When I was sent an assignment to northeast China,
I was not told on the phone for security reasons what I was going to shoot.
But once I arrived in Shenyang, I got in touch with the writer,
and then I learned what we were going to do, and that's how it started.
Our helper in South Korea, he just made sure that we would not be seen very much in the open.
So we were just waiting for phone calls,
and then we went to certain places where they were, the refugees.
To meet some of them, we went out, I think in the middle of the night,
it was really pitch dark, I even had no idea where we were.
We seemed to be in some village by the border.
And then I started asking, if we can't see your face, that's fine too,
or even just a shadow, if that's okay,
but please give us something of yourself, if that's possible.
Here and there, they felt maybe a little bit ridiculous when I said,
if you wish, just put a hat on your head, or just cover yourself as you wish.
The only importance to me is there's something of you.
One of the first people was a very young teenager who agreed just to loosen him up a little bit.
He was so scared, he had never really seen westerners.
We invited him to a restaurant.
He looked very, very skinny, so we bought him some milk,
and he was just staring at like, and he didn't dare to drink.
So we asked him, what's going on?
Don't you like this?
And he asked what that was, he had never seen milk in his life.
One of the people who you see in the images in the exhibition,
the activist standing like this, I personally felt,
I was really shocked, I had no idea that really exists.
It's like a very quiet story, a very quiet but very powerful,
and I think it's a very important story to tell.
If you think of that picture, that's a woman actually.
Many people think it's a man.
It's a woman in her late 60s who's dedicated her life going in and out of North Korea
to help refugees to come out.
I don't know, I have so much admiration for these people.
When we met her, all her finances had been confiscated by the police
in order to prevent her from moving around.
And I don't know, I was just shocked and I thought,
this is not something you just do once on assignment and then you let go.
It doesn't feel right just to stop there.
It really doesn't feel right.
There is two pictures of bridges.
One is the Friendship Bridge in Dandong.
China is on the left-hand side, North Korea on the right-hand side.
This bridge is used mostly for trade, to transport goods to North Korea.
I have another bridge in Tumen and the Tumen area
that I took right in the middle.
That bridge is also used, sadly, to repatriate refugees if they are caught in China.
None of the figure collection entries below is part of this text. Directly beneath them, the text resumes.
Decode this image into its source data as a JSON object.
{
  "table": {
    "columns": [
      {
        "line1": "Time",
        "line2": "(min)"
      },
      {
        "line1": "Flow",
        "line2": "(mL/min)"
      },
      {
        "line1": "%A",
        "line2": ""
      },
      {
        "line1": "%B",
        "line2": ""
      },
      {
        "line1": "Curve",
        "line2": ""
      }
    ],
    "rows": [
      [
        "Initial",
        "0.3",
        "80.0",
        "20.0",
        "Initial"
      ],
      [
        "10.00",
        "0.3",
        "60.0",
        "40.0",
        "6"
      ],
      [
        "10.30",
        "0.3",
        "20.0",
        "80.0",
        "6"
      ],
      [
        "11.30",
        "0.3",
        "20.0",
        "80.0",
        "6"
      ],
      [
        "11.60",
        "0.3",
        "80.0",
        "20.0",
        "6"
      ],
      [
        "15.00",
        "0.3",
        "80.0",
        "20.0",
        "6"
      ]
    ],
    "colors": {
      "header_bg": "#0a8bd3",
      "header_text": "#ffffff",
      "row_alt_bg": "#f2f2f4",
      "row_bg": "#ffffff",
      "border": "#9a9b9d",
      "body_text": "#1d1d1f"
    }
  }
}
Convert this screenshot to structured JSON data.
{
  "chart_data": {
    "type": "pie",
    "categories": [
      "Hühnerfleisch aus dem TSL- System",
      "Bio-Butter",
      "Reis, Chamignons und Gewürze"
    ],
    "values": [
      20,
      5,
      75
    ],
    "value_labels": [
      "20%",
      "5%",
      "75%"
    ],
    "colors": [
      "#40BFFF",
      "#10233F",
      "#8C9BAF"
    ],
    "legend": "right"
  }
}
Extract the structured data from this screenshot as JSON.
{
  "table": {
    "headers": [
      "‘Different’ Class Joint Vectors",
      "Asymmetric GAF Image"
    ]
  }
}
Among the people I met, there was one elderly lady who was disabled,
who was kind of stumbling.
And she had given us a very close description of where she had crossed the border,
so that was that landscape.
And we just wanted to see it with our own eyes
because it took her more than six days to reach just the village.
There's this constant fear, you just feel it.
Somehow these pictures maybe can help to explain the whole paranoia and fear
because you're so wide in the open, you're so vulnerable.
It's a big, big risk, although it doesn't look like it at all.
And I personally think something maybe that's also lacking.
Here and there, of course, you read about North Korea,
but mostly the leadership, not that much about the refugees or the people.
You even feel without understanding the language,
how tense they are and how paranoid.
Because there's also people who here and there have asked me,
so are these art pictures, are these staged pictures,
just then it's staged and then it are pictures.